Palm Blows It

In what may be the biggest what-were-they-thinking story of the decade, Palm ships a product with operating system software by its competitor, Microsoft. A Forbes article sums it up: ‘…When Palm announced today that its new smartphone would run an operating system from Microsoft, it was the equivalent of Coca-Cola agreeing to fill its bottles with Pepsi…’ The tragedy of this story is not the usual Microsoft crushing a competitor with its monopoly, but how Palm, a company with a great product, has managed to destroy itself slowly over the years.

My observations as the reasons for Palm’s current and continuing demise:

 

  • Palm’s products have been wildly over-priced for years.

 

 

  • Palm has been simply re-packaging the same old hardware and charging a premium price for it.
  • The company has created tremendous confusion over the years by introducing a multitude of ‘new’ models that are basically the same thing. The same for its desktop software, mutltitudes of ‘upgrades’ that essentially do the same thing.

 

 

  • Some of Palm’s products have had no new features for years with no decrease in price.

 

 

  • Palmtop computers that cost as much as a laptop are an obvious dead-end. Something that can be dropped in mud, kicked and otherwise easily broken and costs over $300 limited Palm’s market.

 

 

  • Company name and logo change of the week: Palm Pilot, Palm Computing, Palm Source, PalmOne, Palm. This must be how they’ve kept themselves busy over the years: simply changing names and logos back and forth instead of improving their product.

 

All of this reeks of colossally bad management or a marketing department run-amuck at Palm. They’ve sold the same warmed-over merchandise at a premium price for years when they should have been cutting prices and adding features. This is not an instance of Microsoft out-competing Palm, this is an instance of Palm destroying itself. Palm could have been like Quicken who has successfully fended off Microsoft for years. Now Microsoft is ready to add another corporate corpse to its belt through sheer incompetence on the part of Palm.

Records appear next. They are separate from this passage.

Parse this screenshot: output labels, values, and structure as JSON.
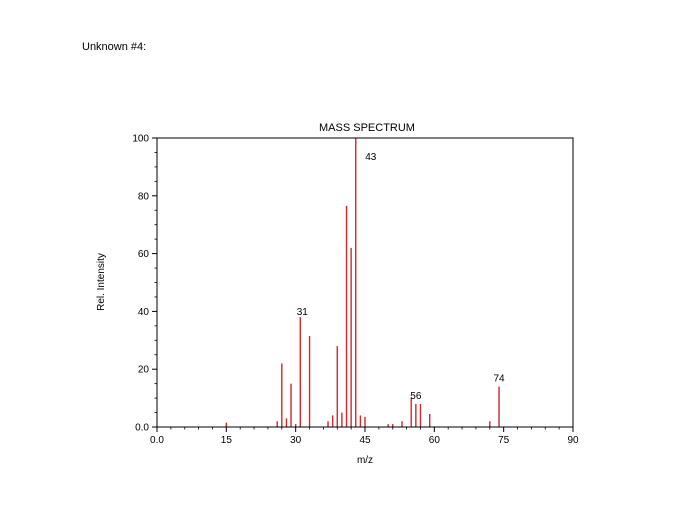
{
  "page": {
    "label": "Unknown #4:"
  },
  "chart_data": {
    "type": "bar",
    "title": "MASS SPECTRUM",
    "xlabel": "m/z",
    "ylabel": "Rel. Intensity",
    "xlim": [
      0,
      90
    ],
    "ylim": [
      0,
      100
    ],
    "x_ticks": [
      0,
      15,
      30,
      45,
      60,
      75,
      90
    ],
    "x_tick_labels": [
      "0.0",
      "15",
      "30",
      "45",
      "60",
      "75",
      "90"
    ],
    "y_ticks": [
      0,
      20,
      40,
      60,
      80,
      100
    ],
    "y_tick_labels": [
      "0.0",
      "20",
      "40",
      "60",
      "80",
      "100"
    ],
    "bar_color": "#d62728",
    "peaks": [
      {
        "mz": 15,
        "intensity": 1.5
      },
      {
        "mz": 26,
        "intensity": 2
      },
      {
        "mz": 27,
        "intensity": 22
      },
      {
        "mz": 28,
        "intensity": 3
      },
      {
        "mz": 29,
        "intensity": 15
      },
      {
        "mz": 30,
        "intensity": 1
      },
      {
        "mz": 31,
        "intensity": 38
      },
      {
        "mz": 33,
        "intensity": 31.5
      },
      {
        "mz": 37,
        "intensity": 2
      },
      {
        "mz": 38,
        "intensity": 4
      },
      {
        "mz": 39,
        "intensity": 28
      },
      {
        "mz": 40,
        "intensity": 5
      },
      {
        "mz": 41,
        "intensity": 76.5
      },
      {
        "mz": 42,
        "intensity": 62
      },
      {
        "mz": 43,
        "intensity": 100
      },
      {
        "mz": 44,
        "intensity": 4
      },
      {
        "mz": 45,
        "intensity": 3.5
      },
      {
        "mz": 50,
        "intensity": 1
      },
      {
        "mz": 51,
        "intensity": 1
      },
      {
        "mz": 53,
        "intensity": 2
      },
      {
        "mz": 55,
        "intensity": 10
      },
      {
        "mz": 56,
        "intensity": 8
      },
      {
        "mz": 57,
        "intensity": 8
      },
      {
        "mz": 59,
        "intensity": 4.5
      },
      {
        "mz": 72,
        "intensity": 2
      },
      {
        "mz": 74,
        "intensity": 14
      }
    ],
    "annotations": [
      {
        "text": "43",
        "mz": 43,
        "intensity": 100
      },
      {
        "text": "31",
        "mz": 31,
        "intensity": 38
      },
      {
        "text": "56",
        "mz": 56,
        "intensity": 8
      },
      {
        "text": "74",
        "mz": 74,
        "intensity": 14
      }
    ]
  }
}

Is this another instance of companies like Harley-Davidson and Rolm which were mergered and acquisitioned to death? Whether Palm was wrecked by its acquisition by 3Com, the subsequent spin-off, or by its own poor management or all the above is an open question. If I were a shareholder I would be revolting.

An appropriate suitor to get Palm out of this mess: Apple. If Apple revived the Palm OS by putting it on its best-selling iPod, things could change overnight. Given Palm’s history of attempting to blow the brains out of its own cash-cow, I doubt this will happen.

In the end the consumer is the one who is suffering by having to buy Palmtops in a market dominated by Windows Mobile and Palm OS, both of which cost too much. This could all become an opportunity for Linux-based handhelds.